Enumeration of general planar hypermaps with an alternating boundary

TL;DR

This paper develops a new algebraic approach to enumerate planar hypermaps with an alternating boundary, extending previous work and including models like Ising quadrangulations, revealing new properties.

Contribution

It introduces a novel strategy for deriving algebraic equations for general hypermaps, including those decorated by the Ising model, via elimination of catalytic variables.

Findings

Explicit rational parametrization for Ising quadrangulations.

General properties of constellations do not hold in the broader case.

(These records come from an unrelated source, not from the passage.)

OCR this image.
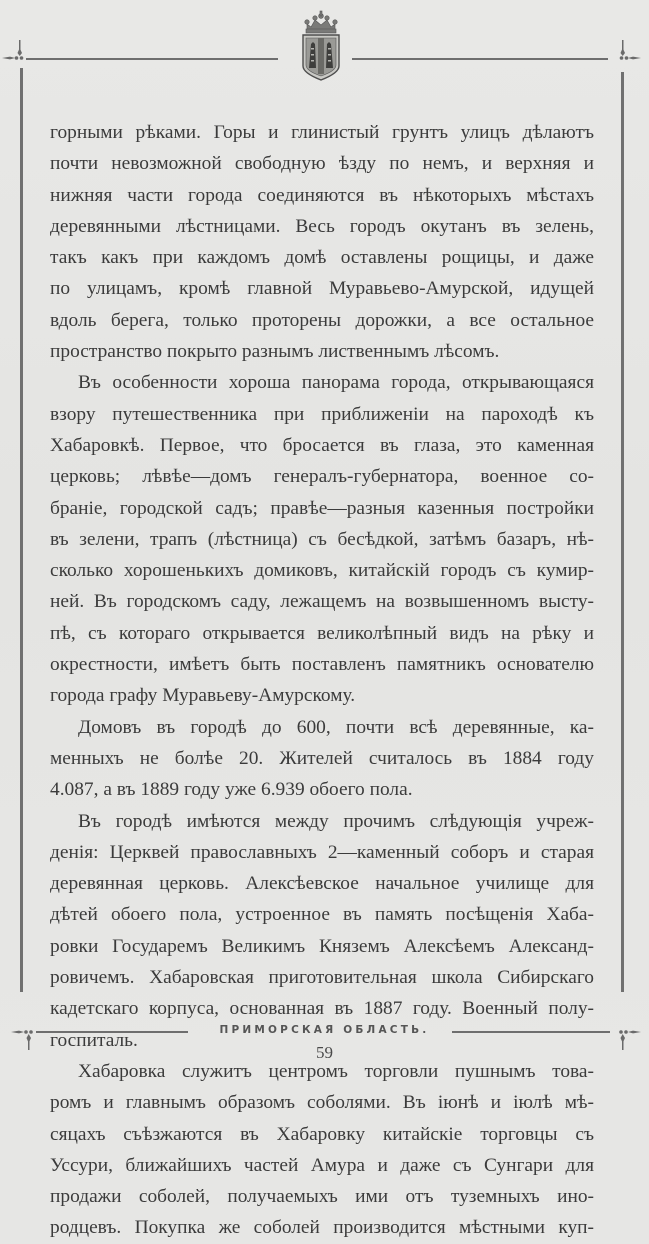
горными рѣками. Горы и глинистый грунтъ улицъ дѣлаютъ
почти невозможной свободную ѣзду по немъ, и верхняя и
нижняя части города соединяются въ нѣкоторыхъ мѣстахъ
деревянными лѣстницами. Весь городъ окутанъ въ зелень,
такъ какъ при каждомъ домѣ оставлены рощицы, и даже
по улицамъ, кромѣ главной Муравьево-Амурской, идущей
вдоль берега, только проторены дорожки, а все остальное
пространство покрыто разнымъ лиственнымъ лѣсомъ.
Въ особенности хороша панорама города, открывающаяся
взору путешественника при приближеніи на пароходѣ къ
Хабаровкѣ. Первое, что бросается въ глаза, это каменная
церковь; лѣвѣе—домъ генералъ-губернатора, военное со-
браніе, городской садъ; правѣе—разныя казенныя постройки
въ зелени, трапъ (лѣстница) съ бесѣдкой, затѣмъ базаръ, нѣ-
сколько хорошенькихъ домиковъ, китайскій городъ съ кумир-
ней. Въ городскомъ саду, лежащемъ на возвышенномъ высту-
пѣ, съ котораго открывается великолѣпный видъ на рѣку и
окрестности, имѣетъ быть поставленъ памятникъ основателю
города графу Муравьеву-Амурскому.
Домовъ въ городѣ до 600, почти всѣ деревянные, ка-
менныхъ не болѣе 20. Жителей считалось въ 1884 году
4.087, а въ 1889 году уже 6.939 обоего пола.
Въ городѣ имѣются между прочимъ слѣдующія учреж-
денія: Церквей православныхъ 2—каменный соборъ и старая
деревянная церковь. Алексѣевское начальное училище для
дѣтей обоего пола, устроенное въ память посѣщенія Хаба-
ровки Государемъ Великимъ Княземъ Алексѣемъ Александ-
ровичемъ. Хабаровская приготовительная школа Сибирскаго
кадетскаго корпуса, основанная въ 1887 году. Военный полу-
госпиталь.
Хабаровка служитъ центромъ торговли пушнымъ това-
ромъ и главнымъ образомъ соболями. Въ іюнѣ и іюлѣ мѣ-
сяцахъ съѣзжаются въ Хабаровку китайскіе торговцы съ
Уссури, ближайшихъ частей Амура и даже съ Сунгари для
продажи соболей, получаемыхъ ими отъ туземныхъ ино-
родцевъ. Покупка же соболей производится мѣстными куп-
ПРИМОРСКАЯ ОБЛАСТЬ.
59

New algebraic equations for enumeration of hypermaps with alternating boundaries.

Abstract

In this paper, we extend the enumerative study of planar hypermaps with an alternating boundary introduced in an earlier work of Bouttier and the second author. In that article, an explicit rational parametrization was obtained for the associated generating function in the case of m-constellations, using a variant of the kernel method. We develop here a new strategy to obtain an algebraic equation in the general case, which includes maps decorated by the Ising model, through a classical many-to-one correspondence. One of the main steps of our strategy is the simultaneous elimination of two catalytic variables. We then apply this strategy to the case of Ising quadrangulations, where we obtain an explicit rational parametrization. As a consequence, we show that some notable properties of the constellations case are no longer satisfied in general.